MEC Webinar: HT21: Week 7: Counter-Revolutions Vs. Counter-Marginalization Movements (Re)Visiting the Online Tug-of-War a Decade After the Arab Spring

Conveners: St Antony's College Middle East Centre

Speakers: Dr. Marc Owen Jones (Hamad Bin Khalifa University); Dr. Sahar Khamis (University of Maryland)

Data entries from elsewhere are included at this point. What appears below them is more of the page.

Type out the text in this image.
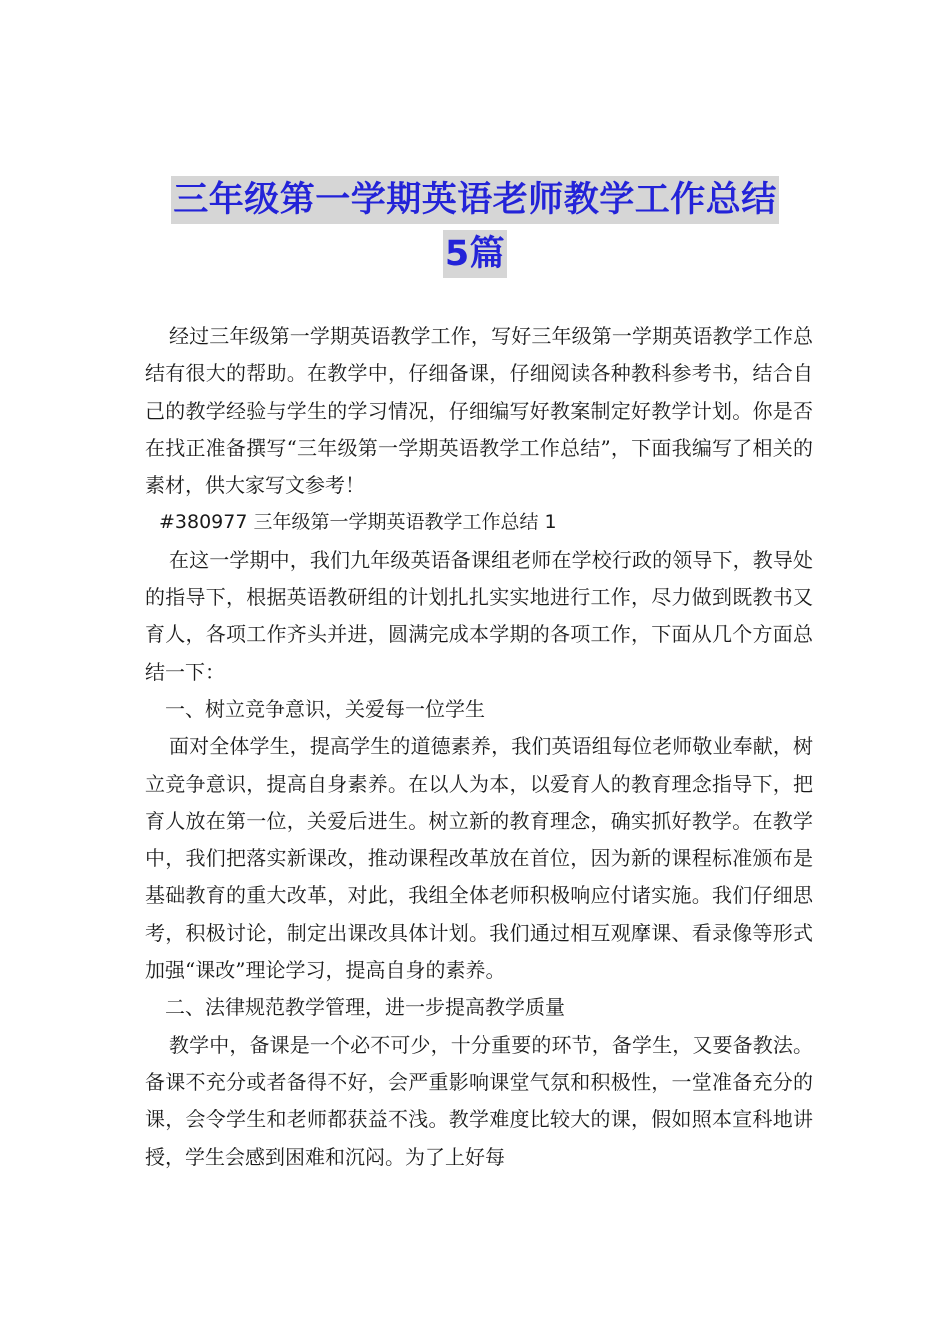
三年级第一学期英语老师教学工作总结
5篇

经过三年级第一学期英语教学工作，写好三年级第一学期英语教学工作总结有很大的帮助。在教学中，仔细备课，仔细阅读各种教科参考书，结合自己的教学经验与学生的学习情况，仔细编写好教案制定好教学计划。你是否在找正准备撰写“三年级第一学期英语教学工作总结”，下面我编写了相关的素材，供大家写文参考！

#380977 三年级第一学期英语教学工作总结 1

在这一学期中，我们九年级英语备课组老师在学校行政的领导下，教导处的指导下，根据英语教研组的计划扎扎实实地进行工作，尽力做到既教书又育人，各项工作齐头并进，圆满完成本学期的各项工作，下面从几个方面总结一下：

一、树立竞争意识，关爱每一位学生

面对全体学生，提高学生的道德素养，我们英语组每位老师敬业奉献，树立竞争意识，提高自身素养。在以人为本，以爱育人的教育理念指导下，把育人放在第一位，关爱后进生。树立新的教育理念，确实抓好教学。在教学中，我们把落实新课改，推动课程改革放在首位，因为新的课程标准颁布是基础教育的重大改革，对此，我组全体老师积极响应付诸实施。我们仔细思考，积极讨论，制定出课改具体计划。我们通过相互观摩课、看录像等形式加强“课改”理论学习，提高自身的素养。

二、法律规范教学管理，进一步提高教学质量

教学中，备课是一个必不可少，十分重要的环节，备学生，又要备教法。备课不充分或者备得不好，会严重影响课堂气氛和积极性，一堂准备充分的课，会令学生和老师都获益不浅。教学难度比较大的课，假如照本宣科地讲授，学生会感到困难和沉闷。为了上好每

Discussant: Professor Walter Armbrust (St Antony's College, Oxford)

 

Ten years after the eruption of the 2011 Arab Spring uprisings, which had a wide range of eclectic outcomes, it became obvious that the transitions to democratization have been derailed in the so-called post-Arab Spring countries, with the exception of Tunisia. This presentation unpacks the complexity of the parallel surge in anti-authoritarianism resistance movements, on one hand, and repressive counter-revolutionary movements, on the other hand, in this post-Arab Spring mediated political and media environment. It explains how anti-authoritarian activists continue to resist dictatorships across the Arab world, using a plethora of digital media platforms, and how authoritarian regimes are using the same digital tools and techniques, in parallel, to sabotage such efforts. In doing so, it illustrates how the phenomenon of “cyberactivism” is opening up new horizons in this ongoing tug-of-war between authoritarian rulers and their opponents in the Arab region, who are not just resisting political repression, but are also pushing back against all forms of gender-based, socially-based, culturally-based, and politically-based marginalization and discrimination, simultaneously.

 

Speaker Biographies

Dr. Sahar Khamis

Associate Professor @Department of Communication at the University of Maryland, College Park

Dr. Sahar Khamis is an expert on Arab and Muslim media, and the former Head of the Mass Communication and Information Science Department in Qatar University. She is a former Mellon Islamic Studies Initiative Visiting Professor at the University of Chicago. She is the co-author of the books: Islam Dot Com: Contemporary Islamic Discourses in Cyberspace (Palgrave Macmillan, 2009) and Egyptian Revolution 2.0: Political Blogging, Civic Engagement and Citizen Journalism (Palgrave Macmillan, 2013), and the co-editor of Arab Women’s Activism and Socio-Political Transformation: Unfinished Gendered Revolutions (Palgrave Macmillan, 2018). Additionally, she authored and co-authored numerous book chapters, journal articles and conference papers, regionally and internationally, in both English and Arabic. She is the recipient of a number of prestigious academic and professional awards, as well as a member of the editorial boards of several journals in the field of communication.

 

Marc Owen Jones

Assistant Professor in Master of Arts in Digital Humanities and Societies @Hamad Bin Khalifa University

Marc Owen Jones received his BA in Journalism, Film and Broadcasting from Cardiff University in 2006, and a CASAW-funded MSc in Arab World Studies from the University of Durham in 2010. Following this, he completed his PhD (funded by the AHRC/ESRC) in 2016 at Durham, where he wrote an interdisciplinary thesis on the history of political repression in Bahrain. His thesis won the 2016 AGAPS prize. He spent much of his childhood in Bahrain, and has also lived in various parts of the Middle East, including Saudi Arabia, Sudan, and Syria. Prior to joining HBKU, he won a Teach at Tubingen Award at Tuebingen University’s Institute for Political Science, and worked as a Lecturer in the History of the Gulf and Arabian Peninsula at Exeter University’s Institute of Arab and Islamic Studies.